Tuesday, August 24, 2010

testimony time

a buddy of mine is serving in india, we get regular updates from him and i always look forward to the section he titles "testimony time". the following is his most recent testimony.

“Yah, yah!”
“No.”
I look at her straight in the eyes, trying to convince.
Please let it stop.
“Yah, yah!”
She follows me with her words as I walk away.
I feel her tug my arm with one dusty hand as she holds out the other.
“No.” I wave my hand up in a stop sign, continuing to walk away.
“Yah, yah!”

To my untrained ear, this sounds really arrogant.
I told her plainly no.
I had my reasons.
Hundreds of millions of poor. Will I stop for everyone?
Corruption and greed infiltrate normal, need-based begging.
There are better ways to help.

Yet she follows me and shouts, “Yah, yah!”
I feel like we are arguing.
No-Yeah-No-Yeah
“She is not saying ‘Yeah,’” my friend explains.
“She is saying ‘Ayya.’
“It is a term of high respect, like ‘Sir.’”
Oh.
The theology of poverty in India is similar as in the states.
The thought is, "How can I help the poor?"
We forget...we ARE the poor.
To see needy people is no longer difficult for me.
It doesn’t pain anymore to walk by the poor, the crippled, the malformed.
I adjusted to that a while ago.
The challenge is to keep them close.
To feel that they are not a number, but that they are your brother, the very image of God.

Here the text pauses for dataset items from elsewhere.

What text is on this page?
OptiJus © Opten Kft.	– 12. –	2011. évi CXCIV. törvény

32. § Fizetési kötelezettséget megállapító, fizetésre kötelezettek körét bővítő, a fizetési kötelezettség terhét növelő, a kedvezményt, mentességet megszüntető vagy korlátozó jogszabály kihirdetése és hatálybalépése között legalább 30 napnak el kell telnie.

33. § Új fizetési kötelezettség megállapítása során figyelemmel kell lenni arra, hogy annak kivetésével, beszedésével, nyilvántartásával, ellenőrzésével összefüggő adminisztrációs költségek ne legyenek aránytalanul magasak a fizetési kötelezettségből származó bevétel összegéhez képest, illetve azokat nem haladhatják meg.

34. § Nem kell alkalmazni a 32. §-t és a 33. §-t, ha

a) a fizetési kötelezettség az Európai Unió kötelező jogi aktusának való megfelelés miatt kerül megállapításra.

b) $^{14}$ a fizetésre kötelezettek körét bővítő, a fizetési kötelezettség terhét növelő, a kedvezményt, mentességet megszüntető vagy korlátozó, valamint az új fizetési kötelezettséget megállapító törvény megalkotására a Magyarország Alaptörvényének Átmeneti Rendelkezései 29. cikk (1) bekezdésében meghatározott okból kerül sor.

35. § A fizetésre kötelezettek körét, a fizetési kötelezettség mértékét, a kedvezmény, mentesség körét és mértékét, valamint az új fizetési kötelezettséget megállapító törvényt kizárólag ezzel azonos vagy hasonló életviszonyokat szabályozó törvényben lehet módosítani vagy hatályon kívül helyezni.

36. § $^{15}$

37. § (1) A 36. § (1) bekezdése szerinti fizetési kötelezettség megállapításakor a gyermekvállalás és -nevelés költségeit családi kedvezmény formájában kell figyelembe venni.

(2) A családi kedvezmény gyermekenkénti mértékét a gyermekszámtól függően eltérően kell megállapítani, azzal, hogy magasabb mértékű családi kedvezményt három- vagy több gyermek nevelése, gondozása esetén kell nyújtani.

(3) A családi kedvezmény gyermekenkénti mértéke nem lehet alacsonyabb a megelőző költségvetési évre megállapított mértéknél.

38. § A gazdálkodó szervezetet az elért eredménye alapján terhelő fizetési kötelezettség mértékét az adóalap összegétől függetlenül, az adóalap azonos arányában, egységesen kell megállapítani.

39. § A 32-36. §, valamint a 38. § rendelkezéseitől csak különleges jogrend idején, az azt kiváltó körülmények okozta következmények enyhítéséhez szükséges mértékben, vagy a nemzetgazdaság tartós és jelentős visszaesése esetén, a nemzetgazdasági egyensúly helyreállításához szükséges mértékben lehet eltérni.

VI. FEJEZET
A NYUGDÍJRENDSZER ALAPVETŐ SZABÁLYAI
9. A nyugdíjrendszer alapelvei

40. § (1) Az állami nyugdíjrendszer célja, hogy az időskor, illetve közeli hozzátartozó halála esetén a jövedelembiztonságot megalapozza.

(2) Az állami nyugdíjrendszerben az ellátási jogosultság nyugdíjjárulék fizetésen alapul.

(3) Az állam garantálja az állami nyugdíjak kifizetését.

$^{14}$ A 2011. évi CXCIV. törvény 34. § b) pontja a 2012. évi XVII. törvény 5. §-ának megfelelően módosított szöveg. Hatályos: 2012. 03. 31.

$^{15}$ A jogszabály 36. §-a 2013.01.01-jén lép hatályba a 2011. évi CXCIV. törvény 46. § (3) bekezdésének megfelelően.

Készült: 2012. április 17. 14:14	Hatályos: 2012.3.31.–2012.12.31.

A man may give his son an apple because he knows it’s good for him.
But he also gives him candy, because he knows it’s good for both of them.
Undeserved, unhealthy, unhelpful candy.
And should I constrain my giving only to what is helpful?
But what will that do to help my soul?

Tuesday, August 10, 2010

a.s.who?

had this sent to me by a fellow alum.

no. 1 reason to attend u of a over asu: we already know how to read!


thanks jamie!

Sunday, August 1, 2010

if you eat it, they will like you


in the summer of 2000 i spent three weeks in sao paulo, brazil on a short-term missions trip. i stayed with a host family along with one other guy in our group. maybe four or five days into your trip my roommate tom said to me about our hosts, "i think they like your more than they like me." not really believing him i responded, "why do you think that?"

"because you eat everything they put in front of you".

i teach geography and i tell my students repeatedly, "just because its different doesn't mean its deficient." this goes for food as well, except the kicker is food is tied to who we are as a people. have you ever heard someone from wisconsin talk about sausages, someone from maryland talk about crab cakes, someone from phili talk about cheese steaks, chicago talk about deep dish, colorado talk about beer, cali talk about sprouts, the south talk about...anything that will clog your arteries?

the same is true about those in different countries...truer, because there is a longer history of food, there is a deeper community surrounding food and frankly more likely a chance that food wasn't alway readily available like it typically is here in the states. in a lot of countries people eat all parts of animals because they didn't have the luxury of throwing excess away.

my last experience in korea was no different, i sat cross-legged, with achy knees at 18" tables with a million tiny dishes in front of me. "whats this?" i ask my mother-in-law. most of the time she would tell me, sometimes she would say, "just try it" and then she would tell me.

i would eat using chop-sticks, because thats what people use and it would take me longer to eat and i would continue eating long after everyone else was done and watch them clear dishes out of the way to move more food in front of me.

christe would look at me adoringly, "they like you".

"why?"

"because most americans don't eat this stuff."